Modellregion Salzburg
„Smart“ ist auch auf anderen Kontinenten beautiful, so etwa Teil des amerikanischen Stimulierungsplanes. Die USA investieren 4,3 Mrd. Dollar in die Modernisierung ihres Stromnetzes. In China sind es sogar 10 Mrd. US-Dollar und mehr als 200 Mio. Stromzähler. Die Salzburg AG ist österreichweit Vorreiter bei Smart Grids. Für das Projektbündel „Smart Grids Salzburg“ und den gesamthaften strategischen Ansatz wurde die Stadt vom Klima- und Energiefonds als „1. Smart Grids Modellregion“ ausgezeichnet und mit Fördermitteln in Höhe von 3,1 Mio. Euro unterstützt. Verwendet werden diese Gelder für Forschung, Entwicklung und Demonstration der Smart Grids.

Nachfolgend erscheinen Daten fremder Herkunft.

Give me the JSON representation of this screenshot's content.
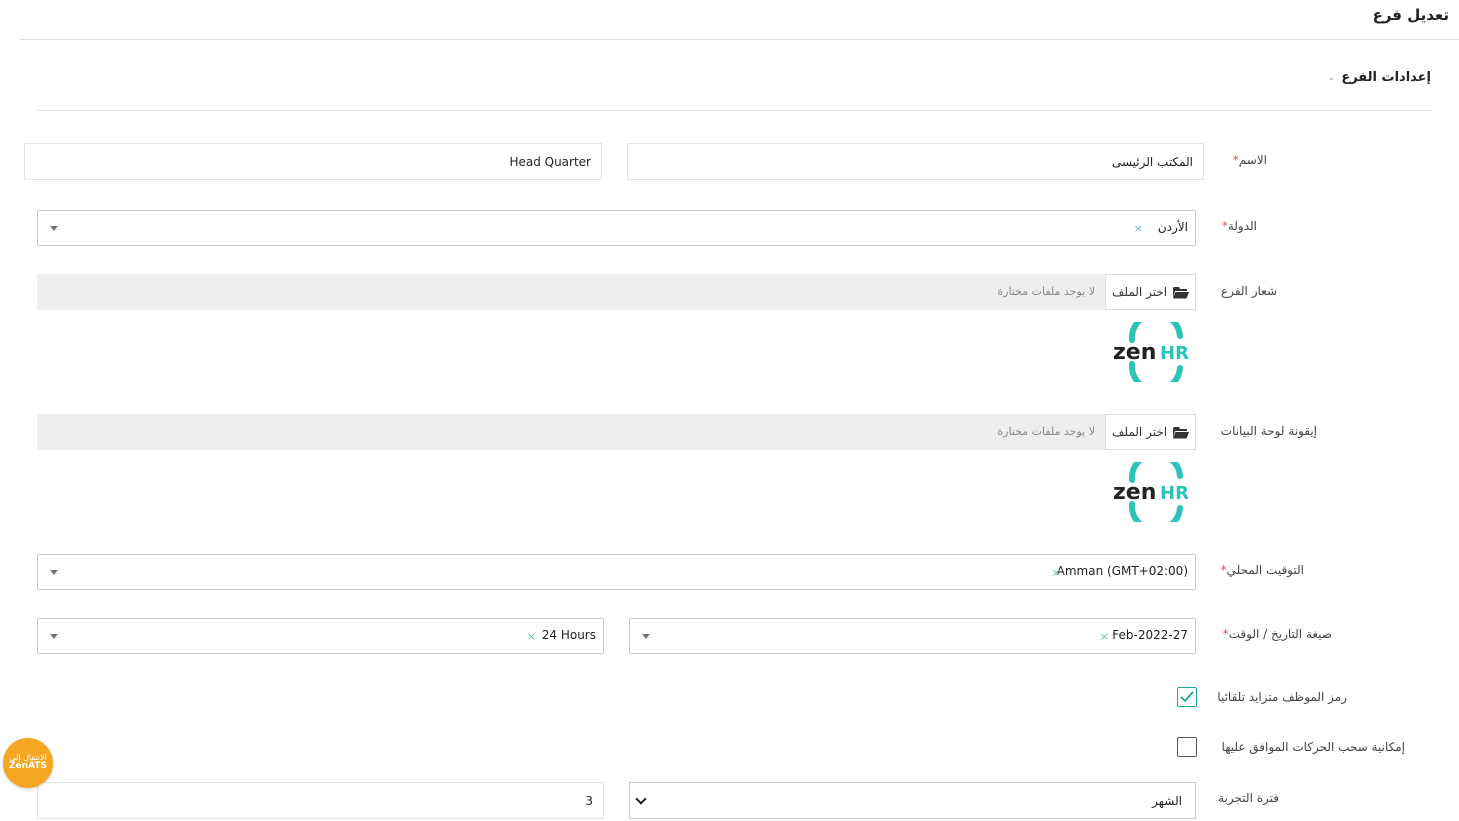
{
  "page_title": "تعديل فرع",
  "section": {
    "title": "إعدادات الفرع",
    "chevron_icon": "chevron-down-icon"
  },
  "fields": {
    "name": {
      "label": "الاسم",
      "required": "*",
      "value_ar": "المكتب الرئيسى",
      "value_en": "Head Quarter"
    },
    "country": {
      "label": "الدولة",
      "required": "*",
      "value": "الأردن",
      "clear": "×"
    },
    "branch_logo": {
      "label": "شعار الفرع",
      "button": "اختر الملف",
      "no_file": "لا يوجد ملفات مختارة",
      "logo_text": "zenHR"
    },
    "dashboard_icon": {
      "label": "إيقونة لوحة البيانات",
      "button": "اختر الملف",
      "no_file": "لا يوجد ملفات مختارة",
      "logo_text": "zenHR"
    },
    "timezone": {
      "label": "التوقيت المحلي",
      "required": "*",
      "value": "Amman (GMT+02:00)",
      "clear": "×"
    },
    "datetime_format": {
      "label": "صيغة التاريخ / الوقت",
      "required": "*",
      "date_value": "Feb-2022-27",
      "time_value": "24 Hours",
      "clear": "×"
    },
    "auto_increment": {
      "label": "رمز الموظف متزايد تلقائيا",
      "checked": true
    },
    "withdraw_approved": {
      "label": "إمكانية سحب الحركات الموافق عليها",
      "checked": false
    },
    "probation": {
      "label": "فترة التجربة",
      "unit": "الشهر",
      "value": "3"
    }
  },
  "badge": {
    "line1": "الانتقال إلى",
    "line2": "ZenATS"
  },
  "colors": {
    "accent": "#1aa79c",
    "brand_teal": "#2cc4b8",
    "badge": "#f5a623",
    "required": "#d9534f"
  }
}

Die Nationale Technologieplattform Smart Grids Austria ist ein Zusammenschluss von Energieversorgungsunternehmen. Sie verfolgt das Ziel, gemeinsame Kräfte für zukünftige intelligentere Stromnetze zu bündeln, um einen energie- und kosteneffizienten Systembetrieb zu unterstützen. Österreichische Kompetenz im Bereich Smart Grids soll durch Leuchtturmprojekte gestärkt und international sichtbar gemacht werden. Und dies will man durch Information, Interaktion und Integration erreichen.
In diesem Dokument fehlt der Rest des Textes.